Lo bueno de ser un número en la sociedad, es que puedes hacer uso pleno de tu libertad de expresión, sin que haya paparatsis que te acosen y te intimiden, desconocidos que te insulten o te manden al carajo por algunas de tus equivocaciones, mujeres que te desvistan con la imaginación o policías que te miren con sospecha, o terroristas que te fichen para secuestrarte y pedir un rescate a los tuyos sumiéndolos en una eterna penuria.
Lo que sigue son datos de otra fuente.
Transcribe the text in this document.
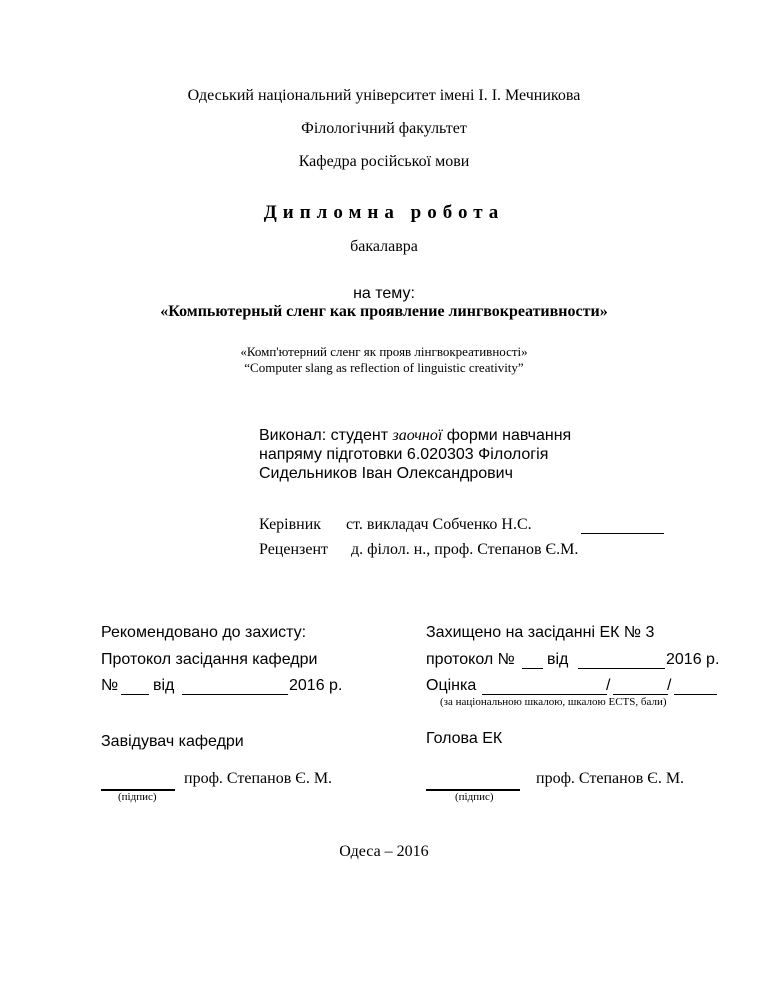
Одеський національний університет імені І. І. Мечникова
Філологічний факультет
Кафедра російської мови
Дипломна робота
бакалавра
на тему:
«Компьютерный сленг как проявление лингвокреативности»
«Комп'ютерний сленг як прояв лінгвокреативності»
“Computer slang as reflection of linguistic creativity”
Виконал: студент заочної форми навчання
напряму підготовки 6.020303 Філологія
Сидельников Іван Олександрович
Керівник ст. викладач Собченко Н.С.
Рецензент д. філол. н., проф. Степанов Є.М.
Рекомендовано до захисту:
Протокол засідання кафедри
№ від	2016 р.
Завідувач кафедри
проф. Степанов Є. М.
(підпис)
Захищено на засіданні ЕК № 3
протокол № від	2016 р.
Оцінка	/	/
(за національною шкалою, шкалою ECTS, бали)
Голова ЕК
проф. Степанов Є. М.
(підпис)
Одеса – 2016
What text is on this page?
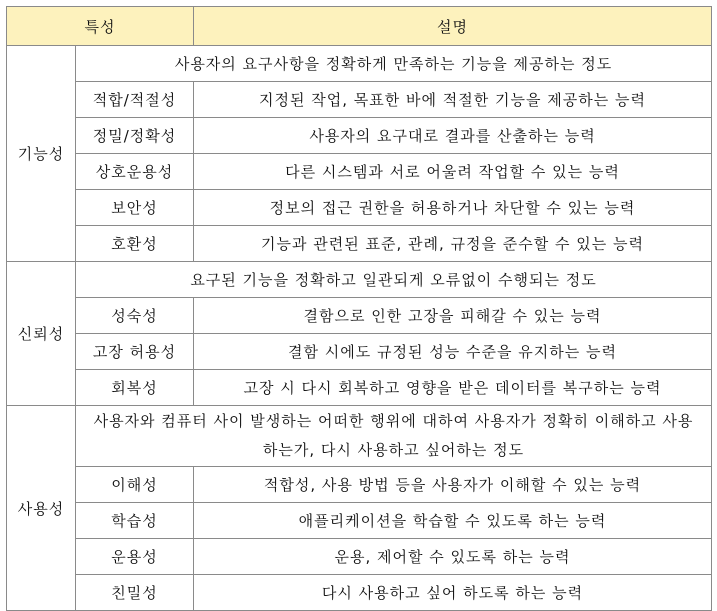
특성		설명
기능성	사용자의 요구사항을 정확하게 만족하는 기능을 제공하는 정도	
	적합/적절성	지정된 작업, 목표한 바에 적절한 기능을 제공하는 능력
	정밀/정확성	사용자의 요구대로 결과를 산출하는 능력
	상호운용성	다른 시스템과 서로 어울려 작업할 수 있는 능력
	보안성	정보의 접근 권한을 허용하거나 차단할 수 있는 능력
	호환성	기능과 관련된 표준, 관례, 규정을 준수할 수 있는 능력
신뢰성	요구된 기능을 정확하고 일관되게 오류없이 수행되는 정도	
	성숙성	결함으로 인한 고장을 피해갈 수 있는 능력
	고장 허용성	결함 시에도 규정된 성능 수준을 유지하는 능력
	회복성	고장 시 다시 회복하고 영향을 받은 데이터를 복구하는 능력
사용성	사용자와 컴퓨터 사이 발생하는 어떠한 행위에 대하여 사용자가 정확히 이해하고 사용하는가, 다시 사용하고 싶어하는 정도	
	이해성	적합성, 사용 방법 등을 사용자가 이해할 수 있는 능력
	학습성	애플리케이션을 학습할 수 있도록 하는 능력
	운용성	운용, 제어할 수 있도록 하는 능력
	친밀성	다시 사용하고 싶어 하도록 하는 능력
La única certeza de ser un número más en la sociedad, el ciudadano 10.000 en tu país o el un millón en el mundo, es que cuando mueras te apodarán el NN, Pero lo malo de ser un número, es que quedarás en el olvido, nadie reportará tu paso por la vida, a no ser por un algoritmo abstracto que te considera un dato cuántico, los libros, los periódicos, las sentencias, las querellas, los edictos no contaran tu día a día, no te reportarán ni en el tiempo, ni en el espacio, no habrás sido nada ni nadie en este mundo.
Lo bueno de no ser sólo un dato fáctico más, es ser auténtico, original, ser tu mismo y que en el paso por la vida dejes tu huella indeleble, en la corteza de un árbol o en el rincón más recóndito del alma de quienes al menos por un segundo te han amado: tus seres queridos, tus amigos(as), tus enamoradas, tus esposas y hasta tus amantes y no dejemos olvidados, a tus aromas y sabores preferidos, a los claveles, buganbilias y rosas carmesí preferidas y a tu gallo, tu gato y tu perro, algo esencial de tu paso por la irrepetible existencia.
Ramiro Fernández arribando a su 52 aniversario de"Residencia en la Tierra".